Interesting if light-ish article from the publication The Drinks Business on the question of labeling beer with their caloric content:
According to public health minister Anna Soubry, officials have been in talks with the drinks industry about the possible inclusion of calorie content on labels. Ministers are hoping that displaying the calorie content in beers, wines and spirits could encourage those who are watching their weight to drink less. Most manufacturers already include information on units of alcohol on labels in a voluntary agreement with the Government. A recent study by the Drink Aware Trust has linked the large amount of calories in alcoholic drinks to people being overweight and obese.
Makes perfect sense to me. Every box of crackers in the cupboard tells me how many calories are in a handful already. I can look up the calories in meats and other ingredients because they are fairly standard measure as these things go. But a beer is not a beer is not a beer.

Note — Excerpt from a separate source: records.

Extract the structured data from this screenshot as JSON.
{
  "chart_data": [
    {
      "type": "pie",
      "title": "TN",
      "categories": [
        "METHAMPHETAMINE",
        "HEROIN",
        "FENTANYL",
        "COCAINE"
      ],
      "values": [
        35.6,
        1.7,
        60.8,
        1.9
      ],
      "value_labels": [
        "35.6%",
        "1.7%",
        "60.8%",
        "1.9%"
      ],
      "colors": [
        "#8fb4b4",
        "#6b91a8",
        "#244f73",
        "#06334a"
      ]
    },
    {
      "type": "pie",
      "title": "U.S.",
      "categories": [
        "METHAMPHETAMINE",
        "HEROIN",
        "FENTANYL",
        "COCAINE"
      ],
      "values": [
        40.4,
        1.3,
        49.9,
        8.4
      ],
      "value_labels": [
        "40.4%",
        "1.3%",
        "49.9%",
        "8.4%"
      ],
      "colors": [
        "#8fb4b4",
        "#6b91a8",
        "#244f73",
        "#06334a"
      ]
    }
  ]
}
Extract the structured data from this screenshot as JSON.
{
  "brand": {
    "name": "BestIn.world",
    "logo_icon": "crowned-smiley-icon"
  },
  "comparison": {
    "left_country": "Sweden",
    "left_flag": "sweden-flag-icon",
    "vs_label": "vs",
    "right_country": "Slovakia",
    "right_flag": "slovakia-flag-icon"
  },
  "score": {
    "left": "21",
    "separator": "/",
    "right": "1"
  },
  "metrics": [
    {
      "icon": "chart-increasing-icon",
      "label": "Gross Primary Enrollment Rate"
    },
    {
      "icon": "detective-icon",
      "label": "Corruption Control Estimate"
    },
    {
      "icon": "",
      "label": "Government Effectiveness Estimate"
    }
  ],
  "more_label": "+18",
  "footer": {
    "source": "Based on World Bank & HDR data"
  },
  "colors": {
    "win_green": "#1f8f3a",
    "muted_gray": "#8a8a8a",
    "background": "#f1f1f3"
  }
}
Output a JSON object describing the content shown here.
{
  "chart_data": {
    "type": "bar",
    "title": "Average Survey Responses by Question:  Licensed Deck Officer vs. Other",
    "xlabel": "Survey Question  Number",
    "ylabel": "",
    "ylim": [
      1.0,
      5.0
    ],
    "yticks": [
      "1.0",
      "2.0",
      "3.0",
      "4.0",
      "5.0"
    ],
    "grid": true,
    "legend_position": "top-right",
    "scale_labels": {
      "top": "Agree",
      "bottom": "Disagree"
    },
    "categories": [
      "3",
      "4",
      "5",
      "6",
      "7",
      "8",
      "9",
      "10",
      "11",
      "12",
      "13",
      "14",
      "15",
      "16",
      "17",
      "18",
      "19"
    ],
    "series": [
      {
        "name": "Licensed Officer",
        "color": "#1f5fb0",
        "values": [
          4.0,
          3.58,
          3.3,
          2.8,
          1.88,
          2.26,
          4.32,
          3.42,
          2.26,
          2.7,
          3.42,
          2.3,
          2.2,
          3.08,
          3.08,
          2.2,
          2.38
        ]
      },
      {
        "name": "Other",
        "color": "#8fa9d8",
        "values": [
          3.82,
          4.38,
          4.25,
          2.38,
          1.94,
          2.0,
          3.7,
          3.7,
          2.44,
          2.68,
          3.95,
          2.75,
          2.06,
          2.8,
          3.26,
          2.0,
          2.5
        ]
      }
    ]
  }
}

Who knows what people are sticking in there and what it means over the long term? Some of the big bombs out there might as well be mugs of piping hot icing and should be handled with great care. And the drive to have more proper sessionable low alcohol beers might get a kick if the truth about stronger stuff were wildly known. Makes sense.
And why stop there? One thing that drives me a bit nutty are abstract standards like the UK's absolutely silly use of "units" as a measure of alcoholic strength. What we need on a bottle is the actual ml of pure alcohol. A 500 ml can of 7% of semi-DIPA has 35 ml. Two of these innocent pals are well within the ball park of a 750 ml corked top bottle of that swell 10% beer but far less, err, red flaggy. Is it too much to ask for a universal standard based on a standard that is basically universal?
Is there pressure to keep this sort of information away from the beer buying public? Or do you actually just not want to know. Are they, like price, things of no interest to the... umm... passionate?